By Jack PhillipsMy name is Jack Phillips.
I am 51 years old and ex-military police. I was stationed in West Germany from 1974-1976. Two different types of 'duty stations' while serving there. 'White hat' and Physical Security. I had two separate sightings, one at each unit.
The first was at a 'highly sensitive weapons assembly depot' in the NW section of West Germany(back then it was W. Germany). Specifics I will share later as the actual location. I was a 'tower rat'. Physical security 'specialist'. 12hrs up and 12hrs down, from 00:00hrs to 12:00hrs, 12 day shifts with 3 off.
To say protocols were handled in a nonchalant manner would be putting it mildly...back then. When I first arrived at this unit, the 00:00hr 'guard mount' was assembling and awaiting the OD's inspection. Out of the roughly 20 MPs present, 18 of them were in a questionable state of readiness.
In fact 5 of them were propped against the wall with their M-16s acting as a brace from the floor to their chests, to keep them upright at 'attention'. The OD was relieved to hear that those individuals were assigned to the least security sensitive areas on site.

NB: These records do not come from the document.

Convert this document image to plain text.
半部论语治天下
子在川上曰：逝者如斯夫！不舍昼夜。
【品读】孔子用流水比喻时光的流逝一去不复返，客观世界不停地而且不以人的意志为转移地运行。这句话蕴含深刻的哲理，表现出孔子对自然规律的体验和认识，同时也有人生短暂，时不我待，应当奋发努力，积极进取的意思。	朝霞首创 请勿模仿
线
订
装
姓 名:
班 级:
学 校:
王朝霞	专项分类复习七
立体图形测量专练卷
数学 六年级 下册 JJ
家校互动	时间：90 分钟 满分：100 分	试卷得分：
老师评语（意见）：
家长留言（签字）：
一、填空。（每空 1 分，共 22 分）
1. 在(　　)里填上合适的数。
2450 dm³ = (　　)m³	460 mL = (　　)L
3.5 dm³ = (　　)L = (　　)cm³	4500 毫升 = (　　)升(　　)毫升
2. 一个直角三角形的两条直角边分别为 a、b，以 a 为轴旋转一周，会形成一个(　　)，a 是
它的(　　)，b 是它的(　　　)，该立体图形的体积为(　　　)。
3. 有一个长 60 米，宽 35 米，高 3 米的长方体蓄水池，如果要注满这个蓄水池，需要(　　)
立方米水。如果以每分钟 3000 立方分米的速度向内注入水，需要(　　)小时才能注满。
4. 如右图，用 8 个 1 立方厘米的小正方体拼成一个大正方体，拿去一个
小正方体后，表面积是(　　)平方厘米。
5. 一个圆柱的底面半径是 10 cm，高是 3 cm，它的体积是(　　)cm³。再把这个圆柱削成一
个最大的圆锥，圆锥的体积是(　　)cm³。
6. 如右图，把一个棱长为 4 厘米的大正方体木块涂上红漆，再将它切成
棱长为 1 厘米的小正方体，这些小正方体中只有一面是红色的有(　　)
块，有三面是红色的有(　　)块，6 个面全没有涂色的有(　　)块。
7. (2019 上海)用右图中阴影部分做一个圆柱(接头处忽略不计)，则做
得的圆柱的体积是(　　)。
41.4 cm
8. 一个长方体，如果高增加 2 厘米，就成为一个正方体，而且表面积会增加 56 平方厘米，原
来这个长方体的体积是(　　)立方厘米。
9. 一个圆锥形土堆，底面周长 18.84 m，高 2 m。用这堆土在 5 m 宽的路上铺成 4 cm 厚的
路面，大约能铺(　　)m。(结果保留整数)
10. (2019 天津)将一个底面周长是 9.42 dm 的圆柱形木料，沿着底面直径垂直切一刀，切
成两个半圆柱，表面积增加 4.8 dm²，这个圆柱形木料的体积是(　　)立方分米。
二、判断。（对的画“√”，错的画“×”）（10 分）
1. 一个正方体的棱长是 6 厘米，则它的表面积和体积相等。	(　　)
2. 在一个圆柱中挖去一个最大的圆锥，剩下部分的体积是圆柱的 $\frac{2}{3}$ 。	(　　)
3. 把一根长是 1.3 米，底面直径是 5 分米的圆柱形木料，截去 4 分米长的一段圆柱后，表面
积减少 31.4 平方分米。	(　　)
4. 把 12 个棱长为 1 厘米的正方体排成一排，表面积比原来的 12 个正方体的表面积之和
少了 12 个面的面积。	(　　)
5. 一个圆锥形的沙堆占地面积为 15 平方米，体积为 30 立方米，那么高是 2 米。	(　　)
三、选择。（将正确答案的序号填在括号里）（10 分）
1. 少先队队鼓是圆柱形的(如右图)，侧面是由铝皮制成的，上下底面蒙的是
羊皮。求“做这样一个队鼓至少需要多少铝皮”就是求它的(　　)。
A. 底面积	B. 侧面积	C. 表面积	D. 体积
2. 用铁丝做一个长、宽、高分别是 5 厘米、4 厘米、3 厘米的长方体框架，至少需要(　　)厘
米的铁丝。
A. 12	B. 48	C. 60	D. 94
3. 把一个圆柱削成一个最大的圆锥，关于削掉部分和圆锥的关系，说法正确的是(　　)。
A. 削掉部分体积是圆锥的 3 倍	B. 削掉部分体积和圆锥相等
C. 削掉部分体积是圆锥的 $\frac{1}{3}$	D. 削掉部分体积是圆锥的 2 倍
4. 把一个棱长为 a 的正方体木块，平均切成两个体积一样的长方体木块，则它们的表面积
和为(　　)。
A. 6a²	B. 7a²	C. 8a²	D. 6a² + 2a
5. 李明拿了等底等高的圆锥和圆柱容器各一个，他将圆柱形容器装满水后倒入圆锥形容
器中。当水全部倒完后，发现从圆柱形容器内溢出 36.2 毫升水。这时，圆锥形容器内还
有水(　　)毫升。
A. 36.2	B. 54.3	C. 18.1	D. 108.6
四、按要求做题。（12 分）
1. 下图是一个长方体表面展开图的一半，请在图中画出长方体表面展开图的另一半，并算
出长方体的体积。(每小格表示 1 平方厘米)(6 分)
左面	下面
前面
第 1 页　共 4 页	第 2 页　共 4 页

It was roughly three months after I arrived, around the middle of May 1974. There were three areas of interest. Area 1 where assembly of the 'sensitive weapons' was performed...payload to carriage. Area 2 where the delivery carriage devices were stored(least secured). Area 3 where the payloads were stored.(highly secured).
I was in Tower 4 of 7, of Area 3, from the 00:00hrs to 12:00hrs shift. It was the fourth day of my 12day cycle. It was around 03:30hrs as it was starting to become dawn. We were discouraged from wearing watches as to not count down the minutes...
I must tell you, right now, about the "50-5 Program". We 'tower rats' were required, every three months, to undergo a psychiatric evaluation to determine...well you can guess why if you have ever spent anytime in a 4'X4'X8' box 40ft in the air through all kinds of weather day and night for any length of time.
Unfortunately, there was a shortage of replacement personnel within the 50-5 Program and the evaluations were not allowed to be performed. An MP's answer to "Catch-22". You could request an evaluation, all you wanted. Getting the evaluation was a whole different matter. If you did manage to receive one, the results were always..."fit for duty".
I had just awakened from a period of 'deep observation' and noticed an intense 'star' in the northern sky. It wasn't there any of the other shifts, but it was the first clear sky I had seen since my arrival in Germany. I grew up in NW Michigan and had never seen a star so illuminating as this. If it had been the eastern sky, you may have convinced me it was Venus. A Venus that has the ability to instantly go from a point far away to roughly 100yds from my tower and increase in size. From a 'star point' to approx. 60ft in diameter.
A 'bluish green glow' more to the side of green, surrounded the craft(?) No sound. Just hovering above Area 3, inside of the fence line. I was about to use the field phone that connected each tower to the guard shack at the area to report. Hand crank bell alert, when all power went out for about 30secs. The base had two 12cylnder powered generators that were to kick in immediately during power outages. This is to initiate within 10secs. Nothing happened until 'Venus' instantly departed. Then all hell broke loose.
The alarm system is attached to all bunker doors. Pedestrian and access. Each guard shack had a master board where you could reset each door's electromagnetic switch. Electrical storms, if close enough, would occasionally cause a(singular) door's alarm to be set off. Every alarm on site was going off. Bell's, 'clackers' and klaxons were all sounding. The guy's in the shacks were frantically trying to silence the sound by resetting the board switches. To no avail.
The 'roving unit', where you spent the other 12hrs of your shift, was dispatched and had to reset every alarm by opening and closing every monitored door physically. "Shit!", one NCO remarked. "I've been stationed here seven years and nothing has ever happened to cause something like this before."
Did I report? Yes. Was I taken seriously? Remember...50-5. No paper...no problem. A variation of "Don't ask. Don't tell".